Yesterday was the most appalling day of rain; it started overnight and just kept just bucketing down all day. By evening the small river across from my house was a raging torrent and as I looked out into the gloom before going to my warm bed, I just could not help but think of the female ospreys on their tree top nests trying to keep their young ones warm and alive. I was sure they would have been absolutely soaked and they would need to be really good mothers to keep the chicks sheltered. And the males would find it really difficult to find fish in the flooded waters. This morning the rain was still pouring down and everywhere was flooded. At least I knew from the weather forecast that it was due to stop at midday, but the female ospreys didn’t and they just had to sit there crouched over the young, open to the elements.

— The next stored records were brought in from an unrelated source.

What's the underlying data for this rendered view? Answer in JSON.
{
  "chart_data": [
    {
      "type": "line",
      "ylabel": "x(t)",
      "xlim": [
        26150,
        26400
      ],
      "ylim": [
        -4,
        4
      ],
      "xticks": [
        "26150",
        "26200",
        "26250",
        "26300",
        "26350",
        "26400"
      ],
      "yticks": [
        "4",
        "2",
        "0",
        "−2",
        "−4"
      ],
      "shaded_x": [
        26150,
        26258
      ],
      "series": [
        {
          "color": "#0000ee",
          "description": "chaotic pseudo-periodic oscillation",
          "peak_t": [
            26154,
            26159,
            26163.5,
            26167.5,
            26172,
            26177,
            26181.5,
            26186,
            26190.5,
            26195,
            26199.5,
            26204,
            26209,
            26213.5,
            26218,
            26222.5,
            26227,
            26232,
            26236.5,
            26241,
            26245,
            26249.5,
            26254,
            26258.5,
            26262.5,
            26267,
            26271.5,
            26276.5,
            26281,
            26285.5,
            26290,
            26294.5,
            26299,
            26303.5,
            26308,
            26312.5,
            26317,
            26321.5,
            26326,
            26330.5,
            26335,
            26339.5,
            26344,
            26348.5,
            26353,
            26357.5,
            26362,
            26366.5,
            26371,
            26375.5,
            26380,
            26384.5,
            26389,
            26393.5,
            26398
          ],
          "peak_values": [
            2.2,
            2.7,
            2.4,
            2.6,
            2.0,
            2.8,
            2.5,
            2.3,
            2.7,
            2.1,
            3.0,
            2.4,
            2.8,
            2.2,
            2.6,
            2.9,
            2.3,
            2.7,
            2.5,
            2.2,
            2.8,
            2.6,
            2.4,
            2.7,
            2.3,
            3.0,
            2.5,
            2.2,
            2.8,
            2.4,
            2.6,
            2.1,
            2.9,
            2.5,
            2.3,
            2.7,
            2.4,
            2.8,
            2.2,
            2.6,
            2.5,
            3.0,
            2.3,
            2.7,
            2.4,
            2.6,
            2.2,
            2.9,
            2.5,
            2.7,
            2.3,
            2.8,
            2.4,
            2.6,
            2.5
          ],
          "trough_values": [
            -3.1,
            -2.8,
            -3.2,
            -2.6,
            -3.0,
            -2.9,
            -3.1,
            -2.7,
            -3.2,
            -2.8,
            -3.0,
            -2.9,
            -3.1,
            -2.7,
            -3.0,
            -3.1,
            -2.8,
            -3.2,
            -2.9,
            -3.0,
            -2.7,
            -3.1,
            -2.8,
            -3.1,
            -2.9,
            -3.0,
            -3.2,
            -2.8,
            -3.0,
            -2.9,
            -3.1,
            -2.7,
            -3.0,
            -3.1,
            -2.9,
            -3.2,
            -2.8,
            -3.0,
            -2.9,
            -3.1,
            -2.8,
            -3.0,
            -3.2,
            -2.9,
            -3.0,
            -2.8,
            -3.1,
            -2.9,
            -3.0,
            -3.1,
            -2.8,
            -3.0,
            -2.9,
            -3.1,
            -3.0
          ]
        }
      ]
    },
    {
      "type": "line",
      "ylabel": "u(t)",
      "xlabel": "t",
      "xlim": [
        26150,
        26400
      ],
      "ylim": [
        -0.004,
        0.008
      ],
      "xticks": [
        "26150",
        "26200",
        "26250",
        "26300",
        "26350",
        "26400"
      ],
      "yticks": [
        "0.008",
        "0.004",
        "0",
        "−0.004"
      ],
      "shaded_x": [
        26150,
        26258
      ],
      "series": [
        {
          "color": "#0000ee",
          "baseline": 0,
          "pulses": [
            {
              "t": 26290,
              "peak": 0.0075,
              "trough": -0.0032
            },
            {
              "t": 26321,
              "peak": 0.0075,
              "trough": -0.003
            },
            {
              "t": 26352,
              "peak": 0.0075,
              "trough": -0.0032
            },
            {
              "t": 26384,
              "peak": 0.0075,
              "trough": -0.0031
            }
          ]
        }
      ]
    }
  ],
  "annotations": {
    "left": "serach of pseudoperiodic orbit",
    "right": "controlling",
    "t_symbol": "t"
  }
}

At midday it did stop, within an hour there was a nice breeze, and soon the sun came out. Late afternoon I decided I would go round and monitor the nests in the closest part of Moray to my house. At the first nest, B01 – what I still call Logie’s old nest, the male was perched in the sunshine on his favourite dead Scots pine and his mate was carefully feeding her young in the top of the larch tree. Already their feathers were dry and he had obviously just brought in a fish. The young at this nest are under a week old so I could see her putting tiny bits of fish down into the nest but I did not see her chicks. At the next site, the female was stretching her wings above the nest, quickly brought a small stick back and added it to her big eyrie and then shuffled back to keep her brood warm. Next stop it was domestic bliss in the tall tree by a barley field; female feeding young and her mate perched on the side of the nest – he again must have just brought home a fish. It was beautiful watching them through my telescope against the evening sun.
I next checked on Morven, an old well-known female. She was the last one to lay eggs in this area and when I scoped her nest from my car I could not see anything. But then just the white top of her head poked above the edge of the nest. She was sitting very tight incubating eggs and keeping very low down in her nest. At the next site, the earliest breeder in this area, the chicks must have been recently fed for they were lying quiet in the nest while their mother stood on the edge preening her feathers. My final visit was to the eyrie used for many years by Beatrice; the new female there was sitting high in the nest and she was brooding very small young. Six pairs of ospreys and all had come through the appalling weather safely. These female ospreys really have to put up with some bad weather and I’m always impressed by how well they protect their young from very heavy rain – I’m told we had 2 inches in 24 hours! But what I do know is that if heavy rain continues for more than two days and nights, young ospreys do die in their nests. Thankfully not this time.